Parameters: factors (List[Observable]) – The observables to combine together into a tensor product 
factors
¶

targets
¶ The indices of the qubits the operation applies to.
Note: For an index to be a target of an observable, the observable must have a nontrivial (i.e. nonidentity) action on that index. For example, a tensor product observable with a Z factor on qubit j acts trivially on j, so j would not be a target. This does not apply to gate operations.
Type: Tuple[int, ..]

measured_qubits
¶ The indices of the qubits that are measured for this observable.
Unlike
targets
, this includes indices on which the observable acts trivially.
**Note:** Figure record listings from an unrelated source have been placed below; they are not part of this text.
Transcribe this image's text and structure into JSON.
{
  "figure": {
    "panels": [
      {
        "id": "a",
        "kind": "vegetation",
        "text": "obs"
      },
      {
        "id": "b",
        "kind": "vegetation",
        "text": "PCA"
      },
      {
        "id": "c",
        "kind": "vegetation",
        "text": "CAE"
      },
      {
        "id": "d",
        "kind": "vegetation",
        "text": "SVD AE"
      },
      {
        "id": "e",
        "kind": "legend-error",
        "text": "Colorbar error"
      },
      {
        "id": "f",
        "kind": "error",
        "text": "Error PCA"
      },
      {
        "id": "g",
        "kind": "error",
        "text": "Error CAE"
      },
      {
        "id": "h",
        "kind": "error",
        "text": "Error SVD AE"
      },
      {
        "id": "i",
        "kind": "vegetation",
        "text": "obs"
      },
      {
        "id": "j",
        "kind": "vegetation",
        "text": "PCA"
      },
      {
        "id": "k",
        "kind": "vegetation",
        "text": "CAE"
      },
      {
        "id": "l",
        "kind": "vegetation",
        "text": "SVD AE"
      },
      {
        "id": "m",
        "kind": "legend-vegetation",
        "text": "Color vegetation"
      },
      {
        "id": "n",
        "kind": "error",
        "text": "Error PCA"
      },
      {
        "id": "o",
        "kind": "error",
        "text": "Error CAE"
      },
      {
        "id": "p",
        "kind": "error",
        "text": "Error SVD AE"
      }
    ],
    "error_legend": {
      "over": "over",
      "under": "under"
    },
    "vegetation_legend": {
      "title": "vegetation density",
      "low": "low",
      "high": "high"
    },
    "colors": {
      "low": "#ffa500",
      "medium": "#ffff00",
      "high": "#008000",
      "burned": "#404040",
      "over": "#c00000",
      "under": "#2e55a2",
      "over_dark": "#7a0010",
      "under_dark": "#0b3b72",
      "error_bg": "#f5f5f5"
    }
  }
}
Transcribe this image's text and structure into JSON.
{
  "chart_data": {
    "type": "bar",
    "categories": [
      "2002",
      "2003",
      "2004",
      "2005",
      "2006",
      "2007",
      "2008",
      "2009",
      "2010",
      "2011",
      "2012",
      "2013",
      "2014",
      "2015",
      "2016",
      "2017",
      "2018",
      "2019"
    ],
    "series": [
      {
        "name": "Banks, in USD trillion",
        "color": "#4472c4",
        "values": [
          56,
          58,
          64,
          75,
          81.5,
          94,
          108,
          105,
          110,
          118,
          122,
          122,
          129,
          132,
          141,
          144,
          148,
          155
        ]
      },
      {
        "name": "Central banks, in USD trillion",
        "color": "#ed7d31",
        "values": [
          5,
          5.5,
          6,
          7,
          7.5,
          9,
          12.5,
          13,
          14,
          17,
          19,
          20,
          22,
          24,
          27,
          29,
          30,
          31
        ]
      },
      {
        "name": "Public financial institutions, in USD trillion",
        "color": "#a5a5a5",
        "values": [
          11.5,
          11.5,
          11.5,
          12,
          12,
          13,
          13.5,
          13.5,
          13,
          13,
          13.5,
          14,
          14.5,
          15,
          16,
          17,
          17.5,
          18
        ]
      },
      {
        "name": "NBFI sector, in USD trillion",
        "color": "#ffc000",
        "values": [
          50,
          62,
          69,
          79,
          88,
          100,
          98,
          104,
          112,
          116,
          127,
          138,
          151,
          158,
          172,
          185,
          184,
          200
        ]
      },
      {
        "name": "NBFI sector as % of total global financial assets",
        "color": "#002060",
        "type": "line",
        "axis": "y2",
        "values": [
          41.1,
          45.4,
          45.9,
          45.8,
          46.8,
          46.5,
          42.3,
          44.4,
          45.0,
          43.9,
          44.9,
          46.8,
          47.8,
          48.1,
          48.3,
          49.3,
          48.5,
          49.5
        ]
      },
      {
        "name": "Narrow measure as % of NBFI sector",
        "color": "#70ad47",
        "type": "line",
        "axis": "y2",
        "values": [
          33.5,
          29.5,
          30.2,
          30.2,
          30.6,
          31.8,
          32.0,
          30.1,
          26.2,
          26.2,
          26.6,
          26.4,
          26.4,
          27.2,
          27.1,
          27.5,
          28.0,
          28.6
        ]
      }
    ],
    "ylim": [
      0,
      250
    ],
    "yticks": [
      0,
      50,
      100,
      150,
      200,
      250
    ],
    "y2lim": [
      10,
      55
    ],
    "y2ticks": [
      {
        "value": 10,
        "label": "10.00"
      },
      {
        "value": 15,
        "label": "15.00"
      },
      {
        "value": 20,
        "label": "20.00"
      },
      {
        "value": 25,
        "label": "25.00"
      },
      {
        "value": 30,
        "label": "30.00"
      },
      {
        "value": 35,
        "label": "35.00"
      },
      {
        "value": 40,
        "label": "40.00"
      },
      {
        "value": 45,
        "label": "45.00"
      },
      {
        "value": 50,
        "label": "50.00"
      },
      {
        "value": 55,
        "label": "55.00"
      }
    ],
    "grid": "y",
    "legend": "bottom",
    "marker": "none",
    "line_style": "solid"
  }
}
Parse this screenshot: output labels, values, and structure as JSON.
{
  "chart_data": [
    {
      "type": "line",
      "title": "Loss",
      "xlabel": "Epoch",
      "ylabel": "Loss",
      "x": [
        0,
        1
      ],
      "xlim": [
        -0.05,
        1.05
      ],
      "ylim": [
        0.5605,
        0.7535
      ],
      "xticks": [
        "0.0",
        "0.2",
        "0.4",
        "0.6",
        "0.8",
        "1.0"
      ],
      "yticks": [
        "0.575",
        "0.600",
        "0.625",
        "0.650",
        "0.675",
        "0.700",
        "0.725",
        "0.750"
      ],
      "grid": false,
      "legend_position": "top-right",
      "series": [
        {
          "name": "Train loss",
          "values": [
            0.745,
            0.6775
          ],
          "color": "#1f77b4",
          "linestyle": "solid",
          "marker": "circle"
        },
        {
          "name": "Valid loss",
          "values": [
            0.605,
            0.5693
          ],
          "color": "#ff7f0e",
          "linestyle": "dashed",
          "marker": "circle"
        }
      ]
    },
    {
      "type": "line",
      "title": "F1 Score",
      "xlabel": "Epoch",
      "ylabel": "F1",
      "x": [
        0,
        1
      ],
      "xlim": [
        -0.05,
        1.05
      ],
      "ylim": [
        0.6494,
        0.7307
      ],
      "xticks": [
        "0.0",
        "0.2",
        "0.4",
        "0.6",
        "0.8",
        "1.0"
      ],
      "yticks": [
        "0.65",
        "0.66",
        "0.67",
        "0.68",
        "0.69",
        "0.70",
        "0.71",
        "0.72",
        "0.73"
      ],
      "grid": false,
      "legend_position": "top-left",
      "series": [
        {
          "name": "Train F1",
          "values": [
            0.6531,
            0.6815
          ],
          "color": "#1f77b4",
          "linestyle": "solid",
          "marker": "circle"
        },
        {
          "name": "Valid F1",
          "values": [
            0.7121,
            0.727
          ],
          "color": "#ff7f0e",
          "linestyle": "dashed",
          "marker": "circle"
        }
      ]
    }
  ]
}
For example, a tensor product observable made entirely of n Z factors will have n measured qubits.Type: Tuple[int, ..]

eigenvalues
¶ The eigenvalues of the observable ordered by computational basis state.
Type: np.ndarray

apply
(state: numpy.ndarray) → numpy.ndarray[source]¶ Applies this observable to the given state.
Parameters: state (np.ndarray) – The state to apply the observable to. Returns: np.ndarray – The state after the observable has been applied.

fix_qubit
(qubit: int) → braket.default_simulator.operation.Observable[source]¶ Creates a copy of it acting on the given qubit.
Only defined for observables that act on 1 qubit.
Parameters: qubit (int) – The target qubit of the new observable. Returns: Observable – A copy of this observable, acting on the new qubit.

diagonalizing_gates
(num_qubits: Optional[int] = None) → Tuple[braket.default_simulator.operation.GateOperation, ...][source]¶ The gates that diagonalize the observable in the computational basis.
Parameters: num_qubits (int, optional) – The number of qubits the observable acts on. Only used if no target is specified, in which case a gate is created for each target qubit. This only makes sense for singlequbit observables. Returns: Tuple[GateOperation, …] – The gates that diagonalize the observable in the computational basis, if it is not already in the computational basis. If there is no explicit target, this method returns a tuple of gates acting on every qubit.